In going over these events, I came across a few words about the YFE and Cremona in Mikhail I. Rostovtzev’s book The Social and Economic History of the Roman Empire, vol. 2. He wonders how it was possible for Romans to behave with such cruelty in dealing with fellow Romans. In his opinion, the Year of the Four Emperors revealed deeply-felt animosity between the haves and have-nots. He writes : “The bitterness and cruelty of the struggle, the tragedy of the sack of Cremona, the wholesale slaughter of rich men by the soldiers, whether victors or vanquished, in Italy and Rome, show that even among the legionary soldiers, to say nothing of the auxiliaries, there was a growing enmity towards the ruling classes of Italy and their supporters, the praetorians, who represented the city population, and especially the city bourgeoisie, of Italy.” (p. 87)

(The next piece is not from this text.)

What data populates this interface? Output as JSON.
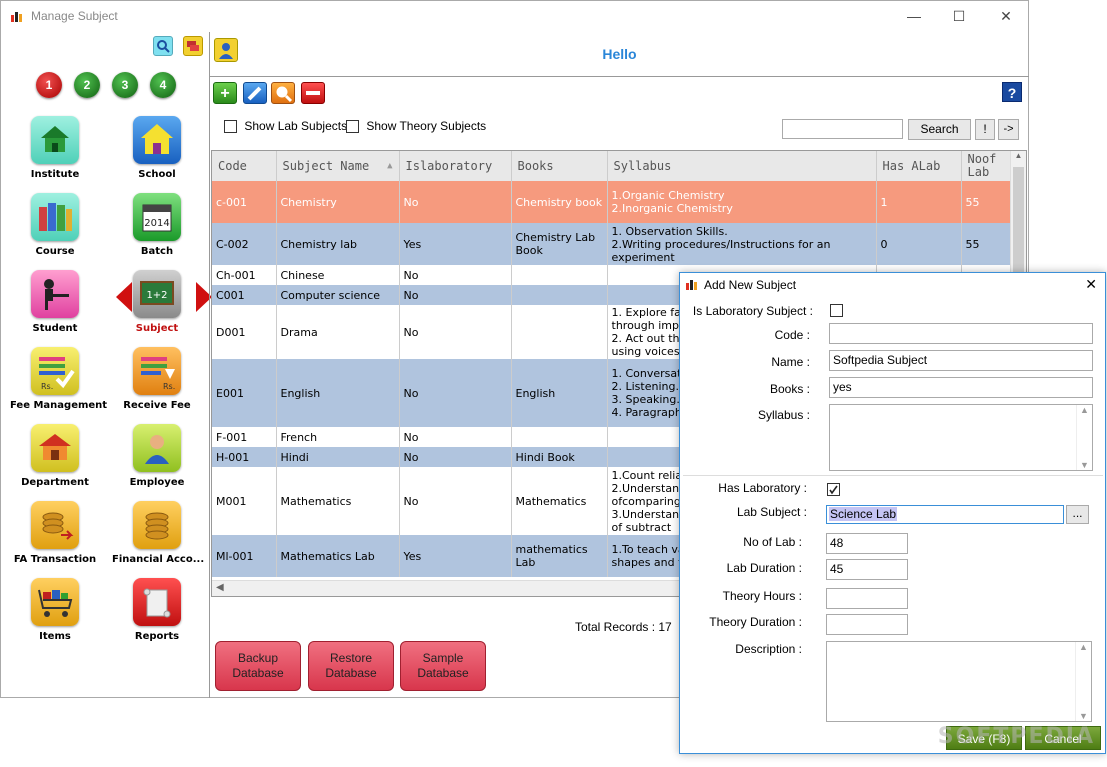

One consequence was that Vespasian, as emperor, ceased recruiting Italian youths into the Roman legions. While some historians might conclude that this measure was one of necessity - most of Italy’s young men were dead - Rostovtzev believes this was rather a deliberate change of policy. Vespasian wanted to keep Italian citizens out of the legions, though he continued to admit them into the cohorts. Under Vespasian, the legions were filled with men from Rome’s foreign provinces. Rostovtzev explains this policy thus : “I incline to view that Vespasian, who thoroughly understood the history and causes of the civil war, became afraid of the aspirations and the political mood of the Italian volunteers. He did not desire to have in the legions Italian-born soldiers, because these soldiers would be drawn from the unruly, discontented, and highly inflammable elements of the population, the city and rural proletariat of Italy. There was a danger that the army might again become an army of proletarian citizens of Rome, as under the later Republic, and renew the age of the civil wars.” (p. 88)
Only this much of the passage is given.